Myth: When I can’t fall asleep, the best thing I can do is stay in bed.
Truth: Chances are you’ll get frustrated—which makes it even harder to fall asleep.
What to do: If you’ve been lying in bed for 25 minutes or longer and you sense your frustration rising, get out of bed and do something you find relaxing until you feel sleepy, such as reading a book or magazine (not your smartphone or tablet) in a chair. Exception: If you feel relaxed, not frustrated, continue lying there until you drift off.
Myth: Counting sheep is a time-tested strategy for falling asleep.
Truth: It’s time to put the sheep back in the barn—counting them won’t reduce the time you need to fall asleep, according to research at Oxford University. Counting sheep (or counting anything else you might imagine instead) requires so little brainpower that you still can ruminate about the other matters that are probably keeping you awake.
What to do: Engaging your brain as a distraction can help you fall asleep faster, but it needs to be something more involving. Example: Try counting backward by threes starting at 300. That’s boring enough to promote drowsiness but requires sufficient brainpower to deter your mind from wandering to other matters.
Myth: A warm, cozy bedroom is conducive to sleep.

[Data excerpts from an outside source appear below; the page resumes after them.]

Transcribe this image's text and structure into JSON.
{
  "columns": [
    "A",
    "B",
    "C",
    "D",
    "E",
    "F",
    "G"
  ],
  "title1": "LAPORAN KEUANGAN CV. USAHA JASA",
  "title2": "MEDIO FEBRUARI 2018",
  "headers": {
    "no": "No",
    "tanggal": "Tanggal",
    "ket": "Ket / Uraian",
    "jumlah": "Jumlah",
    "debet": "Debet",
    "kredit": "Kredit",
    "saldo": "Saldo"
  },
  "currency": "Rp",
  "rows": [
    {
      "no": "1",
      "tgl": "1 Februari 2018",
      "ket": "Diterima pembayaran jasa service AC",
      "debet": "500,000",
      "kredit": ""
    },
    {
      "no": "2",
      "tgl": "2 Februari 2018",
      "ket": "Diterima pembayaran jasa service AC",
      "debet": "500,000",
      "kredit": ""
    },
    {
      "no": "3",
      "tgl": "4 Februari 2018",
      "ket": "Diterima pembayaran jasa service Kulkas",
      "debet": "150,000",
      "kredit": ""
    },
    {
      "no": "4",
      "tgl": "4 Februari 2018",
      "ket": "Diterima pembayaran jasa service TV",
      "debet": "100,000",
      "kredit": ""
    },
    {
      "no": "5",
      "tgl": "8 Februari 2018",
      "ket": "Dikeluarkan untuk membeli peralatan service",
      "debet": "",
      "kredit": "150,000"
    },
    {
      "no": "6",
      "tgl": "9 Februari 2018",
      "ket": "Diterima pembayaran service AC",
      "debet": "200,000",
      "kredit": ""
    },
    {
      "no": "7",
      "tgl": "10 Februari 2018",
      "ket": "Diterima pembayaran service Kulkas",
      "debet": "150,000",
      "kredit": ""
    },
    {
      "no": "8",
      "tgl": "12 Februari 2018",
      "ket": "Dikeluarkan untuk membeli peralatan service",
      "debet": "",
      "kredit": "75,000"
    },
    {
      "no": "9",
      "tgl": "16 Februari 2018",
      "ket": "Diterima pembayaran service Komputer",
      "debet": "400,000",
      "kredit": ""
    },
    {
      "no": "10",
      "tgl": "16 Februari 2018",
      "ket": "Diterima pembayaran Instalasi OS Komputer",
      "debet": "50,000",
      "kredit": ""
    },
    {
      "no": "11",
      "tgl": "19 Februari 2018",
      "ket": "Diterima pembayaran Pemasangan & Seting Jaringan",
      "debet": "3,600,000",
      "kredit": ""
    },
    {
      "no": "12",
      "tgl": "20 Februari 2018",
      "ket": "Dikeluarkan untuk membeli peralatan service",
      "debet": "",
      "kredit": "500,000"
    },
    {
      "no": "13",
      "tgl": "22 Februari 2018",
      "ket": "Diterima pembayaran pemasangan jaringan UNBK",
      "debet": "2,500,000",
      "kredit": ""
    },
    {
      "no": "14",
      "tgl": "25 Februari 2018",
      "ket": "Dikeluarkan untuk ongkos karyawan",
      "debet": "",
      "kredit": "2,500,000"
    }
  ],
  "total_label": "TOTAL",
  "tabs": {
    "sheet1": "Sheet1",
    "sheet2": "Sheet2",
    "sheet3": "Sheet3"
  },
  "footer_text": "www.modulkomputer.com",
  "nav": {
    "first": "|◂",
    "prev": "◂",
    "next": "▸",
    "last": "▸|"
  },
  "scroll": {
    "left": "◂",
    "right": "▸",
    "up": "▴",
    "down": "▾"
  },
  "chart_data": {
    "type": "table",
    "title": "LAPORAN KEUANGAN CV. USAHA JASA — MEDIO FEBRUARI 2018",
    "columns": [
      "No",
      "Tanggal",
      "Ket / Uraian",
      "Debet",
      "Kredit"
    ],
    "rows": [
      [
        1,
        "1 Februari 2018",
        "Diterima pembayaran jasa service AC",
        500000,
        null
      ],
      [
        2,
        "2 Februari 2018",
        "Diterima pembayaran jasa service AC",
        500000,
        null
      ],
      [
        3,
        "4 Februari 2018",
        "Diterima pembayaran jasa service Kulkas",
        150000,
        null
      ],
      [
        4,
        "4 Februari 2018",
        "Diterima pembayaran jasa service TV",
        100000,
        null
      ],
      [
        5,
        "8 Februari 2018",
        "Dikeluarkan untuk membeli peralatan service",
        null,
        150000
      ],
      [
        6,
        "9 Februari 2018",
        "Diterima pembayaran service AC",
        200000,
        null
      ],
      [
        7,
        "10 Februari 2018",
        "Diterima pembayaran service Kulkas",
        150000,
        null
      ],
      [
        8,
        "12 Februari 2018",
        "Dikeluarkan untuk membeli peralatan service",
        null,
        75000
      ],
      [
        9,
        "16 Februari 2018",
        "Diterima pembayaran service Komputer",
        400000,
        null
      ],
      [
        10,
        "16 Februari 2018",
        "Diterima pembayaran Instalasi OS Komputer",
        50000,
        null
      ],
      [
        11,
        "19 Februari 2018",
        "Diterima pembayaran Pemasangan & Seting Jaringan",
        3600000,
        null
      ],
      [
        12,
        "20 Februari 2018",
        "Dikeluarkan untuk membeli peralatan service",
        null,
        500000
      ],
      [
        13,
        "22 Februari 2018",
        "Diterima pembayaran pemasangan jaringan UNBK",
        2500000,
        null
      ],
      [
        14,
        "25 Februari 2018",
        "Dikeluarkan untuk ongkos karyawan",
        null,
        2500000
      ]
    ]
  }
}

Truth: When the body is warm, it produces less melatonin, a hormone that helps us enter the sleep cycle. Exception: There is some evidence that keeping the feet warm—wearing socks, for instance—can encourage sleepiness.
What to do: Set your bedroom temperature to between 65°F and 75°F at night. The optimal temperature for most people is 68°F to 72°F. When you have trouble falling asleep, try lowering it a few degrees at a time to see whether that helps.
Myth: A glass of warm milk will help me fall asleep.
Milk contains tryptophan, an amino acid that can be conducive to sleep—but you would have to drink a gallon and a half of milk to have any significant sleep benefit from the tryptophan. People may feel sleepy when they drink warm milk because they associate the beverage with comforting memories of a loved one putting them to bed in childhood.
What to do: If drinking warm milk helps you fall asleep, go ahead and drink warm milk—the sleep benefits are purely psychological, but that doesn’t mean they’re not real. The good news is that if you’re lactose-intolerant, warm soy milk or almond milk should work just as well—it’s the feeling of comfort, not the milk itself, that matters.